De même, les articles 52 et 59 tirent pour les formations agricoles les
conséquences de la nouvelle organisation en cycles du collège
résultant de la loi n° 95-836 du 13 juillet 1995 de
programmation du " nouveau contrat pour l'école ". Alors que
le deuxième cycle du collège est désormais
constitué des classes de cinquième et de quatrième, le
projet de loi consacre l'organisation actuelle en maintenant pour les
formations agricoles la possibilité de débuter en classe de
quatrième.
B. LA RELANCE DE LA MODERNISATION DE L'ENSEIGNEMENT SUPÉRIEUR
Plus
novatrices sont les dispositions du projet de loi d'orientation concernant
l'enseignement supérieur, même si les modifications qu'elles
proposent sont d'inégale importance.
• L'article 55 témoigne d'une volonté louable
d'affirmer l'importance de l'enseignement supérieur agricole public en
redéfinissant ses missions. Il s'agit là incontestablement d'une
bonne intention mais force est de constater que le texte proposé est de
portée plus déclarative que normative, reprenant, sous
réserve de quelques adaptations rédactionnelles, certaines des
dispositions du titre premier de la loi n° 84-52 du 26 janvier
1984 sur l'enseignement supérieur, qui est applicable à
l'enseignement supérieur agricole public.
De même, l'article 56 qui précise le statut des
établissements d'enseignement supérieur agricole publics n'est
guère novateur.
Jusqu'à présent, l'article L. 812-2 du code rural
précisait seulement que ces derniers jouissaient de la
personnalité civile et de l'autonomie financière et constituaient
des établissements publics nationaux, cet article n'excluant pas qu'ils
puissent prendre le statut d'établissement public à
caractère scientifique, culturel et professionnel (EPSCT) prévu
par la loi de 1984 sur l'enseignement supérieur, qu'il s'agisse de celui
d'université ou de celui, plus adapté à ces
établissements, d'instituts ou d'écoles extérieurs aux
universités.
A l'exception de cette disposition, aucune prescription législative
générale ne s'appliquait aux établissements d'enseignement
supérieur agricole publics dont les statuts ne relevaient pas de la loi
de 1984. On soulignera qu'il s'agit là du cas de la
quasi-totalité des établissements d'enseignement supérieur
agricole, un seul d'entre eux bénéficiant du statut d'EPSCT.
Afin de remédier à cette lacune, le projet de loi propose un
cadre général susceptible de leur être appliqué,
dont les règles sont proches de celles prévues par les articles
34 à 36 de la loi de 1984 pour les instituts et écoles
extérieurs aux universités.
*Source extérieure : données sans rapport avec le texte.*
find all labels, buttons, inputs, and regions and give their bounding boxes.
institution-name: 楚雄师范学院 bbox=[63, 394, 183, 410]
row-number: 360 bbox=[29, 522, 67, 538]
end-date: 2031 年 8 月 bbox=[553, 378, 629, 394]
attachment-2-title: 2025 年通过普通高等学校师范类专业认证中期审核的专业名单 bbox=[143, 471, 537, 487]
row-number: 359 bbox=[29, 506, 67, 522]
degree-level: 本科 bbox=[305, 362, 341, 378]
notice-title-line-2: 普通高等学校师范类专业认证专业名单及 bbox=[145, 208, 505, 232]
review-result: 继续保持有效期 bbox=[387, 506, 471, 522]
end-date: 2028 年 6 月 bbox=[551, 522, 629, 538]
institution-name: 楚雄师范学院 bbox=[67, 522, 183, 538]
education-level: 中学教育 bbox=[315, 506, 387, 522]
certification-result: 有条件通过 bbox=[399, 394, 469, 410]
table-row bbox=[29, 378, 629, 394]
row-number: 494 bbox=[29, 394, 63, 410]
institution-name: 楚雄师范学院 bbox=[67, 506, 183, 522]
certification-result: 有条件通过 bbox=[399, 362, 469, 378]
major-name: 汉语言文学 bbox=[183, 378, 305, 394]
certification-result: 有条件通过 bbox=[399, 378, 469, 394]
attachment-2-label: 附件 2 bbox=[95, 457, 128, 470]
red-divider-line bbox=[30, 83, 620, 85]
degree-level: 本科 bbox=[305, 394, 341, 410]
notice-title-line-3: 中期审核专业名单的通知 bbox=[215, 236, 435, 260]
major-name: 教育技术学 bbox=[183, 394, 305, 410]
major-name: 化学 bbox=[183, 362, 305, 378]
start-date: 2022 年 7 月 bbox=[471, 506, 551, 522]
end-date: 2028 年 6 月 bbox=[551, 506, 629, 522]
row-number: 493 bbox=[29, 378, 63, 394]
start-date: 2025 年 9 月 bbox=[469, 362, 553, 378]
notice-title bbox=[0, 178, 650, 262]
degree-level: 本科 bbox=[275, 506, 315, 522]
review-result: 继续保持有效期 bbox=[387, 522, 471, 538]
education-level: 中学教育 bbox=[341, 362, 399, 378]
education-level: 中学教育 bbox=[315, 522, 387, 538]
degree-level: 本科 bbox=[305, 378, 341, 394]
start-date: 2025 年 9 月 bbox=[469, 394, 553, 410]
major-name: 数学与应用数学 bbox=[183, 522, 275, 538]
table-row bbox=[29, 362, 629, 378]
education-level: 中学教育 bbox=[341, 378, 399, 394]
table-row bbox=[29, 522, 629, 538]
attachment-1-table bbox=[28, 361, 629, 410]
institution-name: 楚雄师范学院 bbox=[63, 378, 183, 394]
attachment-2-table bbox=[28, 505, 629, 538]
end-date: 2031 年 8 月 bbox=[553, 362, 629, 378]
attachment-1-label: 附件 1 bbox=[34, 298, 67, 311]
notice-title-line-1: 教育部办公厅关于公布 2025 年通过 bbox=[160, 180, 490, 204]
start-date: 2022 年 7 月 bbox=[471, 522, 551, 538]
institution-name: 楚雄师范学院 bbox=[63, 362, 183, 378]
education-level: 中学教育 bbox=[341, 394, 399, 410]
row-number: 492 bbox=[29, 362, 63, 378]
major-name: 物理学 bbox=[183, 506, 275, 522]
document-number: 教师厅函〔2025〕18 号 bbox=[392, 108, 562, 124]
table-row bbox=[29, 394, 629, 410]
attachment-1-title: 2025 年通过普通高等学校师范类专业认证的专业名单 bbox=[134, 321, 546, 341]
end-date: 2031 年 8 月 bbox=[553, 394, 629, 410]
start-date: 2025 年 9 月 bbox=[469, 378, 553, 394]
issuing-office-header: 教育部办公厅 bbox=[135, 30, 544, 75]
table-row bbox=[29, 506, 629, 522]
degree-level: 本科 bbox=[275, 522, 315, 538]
L'article 56 prévoit, en
effet, que ces établissements sont administrés par un conseil
d'administration et dirigés par un directeur. Ce dispositif, s'il
demeure très général, offre des garanties propres à
assurer un fonctionnement démocratique des établissements et
à permettre leur ouverture vers le monde économique et
professionnel. En effet, il prévoit, d'une part, que la
représentation des enseignants-chercheurs et des autres enseignants
constitue au moins 20 % du total des sièges au conseil
d'administration et, d'autre part, que le président du conseil
d'administration est élu parmi les personnes extérieures à
l'établissement n'assurant pas la représentation de l'Etat. Par
ailleurs, les modalités d'exercice de la tutelle sont relativement
souples.
• En revanche, trois des dispositions du projet de loi d'orientation
concernant l'enseignement supérieur apparaissent plus novatrices.
D'une part, il est précisé à l'article 55 que le ministre
chargé de l'enseignement supérieur est associé à la
tutelle et à la définition du projet pédagogique des
établissements d'enseignement supérieur agricole.
Ce principe correspond à la volonté exprimée par le
Premier ministre de confier au ministre de l'éducation nationale, de la
recherche et de la technologie la coordination des décisions du
gouvernement relatives à l'enseignement supérieur, volonté
qui s'est déjà traduite par le regroupement des crédits
qui lui sont consacrés, y compris ceux inscrits au budget du
ministère de l'agriculture, dans une annexe budgétaire
intitulée " budget coordonné de l'enseignement
supérieur ".
Votre rapporteur veut voir dans cette disposition la manifestation du souci de
garantir la cohérence des formations supérieures et de favoriser
la collaboration entre établissements d'enseignement. Par ailleurs,
celle-ci doit être comprise dans le cadre du principe affirmé
à l'article L. 811-1 du code rural selon lequel l'enseignement
et la formation professionnelle agricoles relèvent du ministre de
l'agriculture. En effet, elle ne doit pas préluder à un
démembrement de l'enseignement agricole, les formations
supérieures incombant au ministre de l'éducation nationale et les
formations techniques au ministre de l'agriculture. Votre rapporteur souligne
que cette distinction n'aurait au demeurant guère de sens et serait
difficile à mettre en oeuvre pour l'enseignement agricole dont les
formations supérieures courtes sont dispensées dans des
établissements du second degré. Si elle était
appliquée, elle ne pourrait que remettre en cause les filières de
promotion qui constituent un des succès les plus évidents de
l'enseignement agricole.
D'autre part, deux dispositions du projet de loi concourent à la relance
de la rénovation de l'enseignement supérieur.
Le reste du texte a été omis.